# Size 16 Double EE NON SLIP SHOES PLS



## gunnar (Apr 3, 2008)

yep, you know what they say about a man with big feet...he wears big shoes. Anyone have a line on oversize footwear that is non slip? heh, Crocs don't make 'em my size and these Timberlands that fit fine landed me on my backside. Non-slip my aching back, whom do I sue? Anyway, sure I am not the only mutant out there. any leads would be appreciated.


----------



## longfellow (Jun 11, 2008)

Try red wing they are expensive but pretty good boots


----------



## m brown (May 29, 1999)

My 15 yr old son has size 16 w feeties. We go with Zappos.com for shoes. 
As far as kitchen shoes, give them a try also, Eastbay.com has larger sizes too.


----------



## quinn01 (Apr 22, 2006)

Im 6'3'' 180 lbs and I have a size 13 foot. I know how you feel. Its hard enough finding normal every day shoes let alone kitchen shoes. 

I have my crocs bistro (which run a size or 2 smaller then your normal foot size) I LOVE THEM. Best 40 dollars ive ever spent. So comphy, casual yet no slip and spill resistant. 
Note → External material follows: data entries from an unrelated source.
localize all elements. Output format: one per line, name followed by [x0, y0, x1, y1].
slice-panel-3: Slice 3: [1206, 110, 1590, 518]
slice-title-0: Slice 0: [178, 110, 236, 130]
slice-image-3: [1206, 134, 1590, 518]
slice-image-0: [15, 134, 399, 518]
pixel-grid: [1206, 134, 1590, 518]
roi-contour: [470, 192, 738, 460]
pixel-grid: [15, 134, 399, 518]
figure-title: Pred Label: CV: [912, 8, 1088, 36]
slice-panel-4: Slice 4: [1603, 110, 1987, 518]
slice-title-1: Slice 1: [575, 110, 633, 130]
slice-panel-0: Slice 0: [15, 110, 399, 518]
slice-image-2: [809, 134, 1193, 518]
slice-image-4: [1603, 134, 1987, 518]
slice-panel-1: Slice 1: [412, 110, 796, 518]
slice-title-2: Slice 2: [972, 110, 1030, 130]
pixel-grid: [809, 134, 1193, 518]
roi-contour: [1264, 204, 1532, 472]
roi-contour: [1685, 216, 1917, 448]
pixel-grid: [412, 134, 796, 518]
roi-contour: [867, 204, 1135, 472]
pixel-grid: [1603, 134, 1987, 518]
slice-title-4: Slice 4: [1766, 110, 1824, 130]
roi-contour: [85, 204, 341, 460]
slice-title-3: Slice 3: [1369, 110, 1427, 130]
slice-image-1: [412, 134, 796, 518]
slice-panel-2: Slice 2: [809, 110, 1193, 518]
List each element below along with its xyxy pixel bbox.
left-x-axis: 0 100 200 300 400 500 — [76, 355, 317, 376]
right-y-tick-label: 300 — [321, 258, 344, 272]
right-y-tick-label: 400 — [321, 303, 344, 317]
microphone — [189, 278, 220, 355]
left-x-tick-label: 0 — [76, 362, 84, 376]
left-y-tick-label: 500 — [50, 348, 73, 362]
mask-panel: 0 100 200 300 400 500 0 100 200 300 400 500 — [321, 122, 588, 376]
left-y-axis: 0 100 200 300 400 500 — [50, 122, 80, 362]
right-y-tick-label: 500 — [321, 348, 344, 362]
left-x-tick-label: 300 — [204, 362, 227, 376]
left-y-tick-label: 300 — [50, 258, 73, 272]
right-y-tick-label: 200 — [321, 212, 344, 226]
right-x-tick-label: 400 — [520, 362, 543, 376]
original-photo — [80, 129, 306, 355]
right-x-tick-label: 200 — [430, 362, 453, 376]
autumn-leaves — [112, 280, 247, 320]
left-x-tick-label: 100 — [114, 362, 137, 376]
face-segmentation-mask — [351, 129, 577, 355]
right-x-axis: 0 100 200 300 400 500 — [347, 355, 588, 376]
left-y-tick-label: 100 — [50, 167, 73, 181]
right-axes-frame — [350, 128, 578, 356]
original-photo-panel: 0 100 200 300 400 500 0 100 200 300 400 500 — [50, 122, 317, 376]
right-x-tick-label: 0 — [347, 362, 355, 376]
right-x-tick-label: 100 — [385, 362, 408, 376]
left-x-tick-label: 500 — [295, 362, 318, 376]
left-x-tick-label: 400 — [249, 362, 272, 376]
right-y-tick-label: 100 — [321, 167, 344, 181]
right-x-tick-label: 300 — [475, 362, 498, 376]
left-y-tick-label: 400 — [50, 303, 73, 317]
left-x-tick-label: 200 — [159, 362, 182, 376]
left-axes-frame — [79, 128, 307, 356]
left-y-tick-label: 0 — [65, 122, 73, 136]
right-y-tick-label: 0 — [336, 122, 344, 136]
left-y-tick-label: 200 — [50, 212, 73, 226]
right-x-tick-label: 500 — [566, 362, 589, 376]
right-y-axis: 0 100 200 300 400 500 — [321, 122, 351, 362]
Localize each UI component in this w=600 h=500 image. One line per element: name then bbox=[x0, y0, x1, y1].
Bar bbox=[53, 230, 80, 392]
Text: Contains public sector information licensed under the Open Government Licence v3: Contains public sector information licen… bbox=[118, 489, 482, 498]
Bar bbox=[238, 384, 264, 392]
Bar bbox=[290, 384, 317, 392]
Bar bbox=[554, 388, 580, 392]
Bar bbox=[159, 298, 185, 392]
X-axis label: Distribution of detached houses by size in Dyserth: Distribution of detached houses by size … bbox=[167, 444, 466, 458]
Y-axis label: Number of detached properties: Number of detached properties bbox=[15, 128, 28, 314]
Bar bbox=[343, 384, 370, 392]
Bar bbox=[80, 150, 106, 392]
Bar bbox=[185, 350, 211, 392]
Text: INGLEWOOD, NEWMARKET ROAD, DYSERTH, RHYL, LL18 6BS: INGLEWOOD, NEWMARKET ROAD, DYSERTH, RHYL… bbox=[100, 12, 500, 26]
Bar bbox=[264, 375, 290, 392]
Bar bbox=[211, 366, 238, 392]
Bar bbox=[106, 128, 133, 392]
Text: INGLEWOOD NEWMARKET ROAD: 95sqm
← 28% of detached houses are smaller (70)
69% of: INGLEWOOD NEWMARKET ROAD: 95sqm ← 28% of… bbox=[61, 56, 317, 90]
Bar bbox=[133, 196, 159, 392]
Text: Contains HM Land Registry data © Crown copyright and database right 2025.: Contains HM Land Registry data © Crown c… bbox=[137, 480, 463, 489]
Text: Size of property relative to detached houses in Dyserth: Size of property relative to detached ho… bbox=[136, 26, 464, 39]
Check them out, theyre amazing, I know how alot of people feel about crocs, which I always have untill I got me a pair, I wouldnt buy any other style. 

Theyre cheap so if you buy them and dont like them just throw them in the back of your closet. 

Give em a shot, you have my word. :talk:


----------



## gunnar (Apr 3, 2008)

had my mom the shoe salesperson check it out, Crocs don't come in my size. may have to look at the redwings again.


----------



## quinn01 (Apr 22, 2006)

They dont come in atleast a 14? Because Im telling you, I have between a size 13 and 14 foot normaly and my crocs are 11s and fit perfect, infact are a little big.


----------



## jim berman (Oct 28, 1999)

I swear by Shoes For Crews. And, yes, they carry large sizes. All of my students are required to buy SFC and they never complain. They are reasonably priced, durable and quality-made.


----------



## chef.esg.73 (Dec 10, 2007)

I wear Birkenstock size 12, you may wanna look into them. my opinion is there the best for slip and comfort. birkenstock.com


----------



## quinn01 (Apr 22, 2006)

birkenstocks are nice just pricey. your looking at abouy 80 bucks.


----------



## chef.esg.73 (Dec 10, 2007)

80 is cheap for birkenstocks, lol...The way I look at is comfort has no price. Being on your feet for the hours we put in, with those shoes for me the days of that sore feeling in the back of my heal or at the bottom of my toes are gone, no more limping after work..Plus I have had mine for 3 years and there like brand new, and i'm known to wqrk alot of hours.

I even bought a pair of there sandels for $72 three days ago, worth it.


----------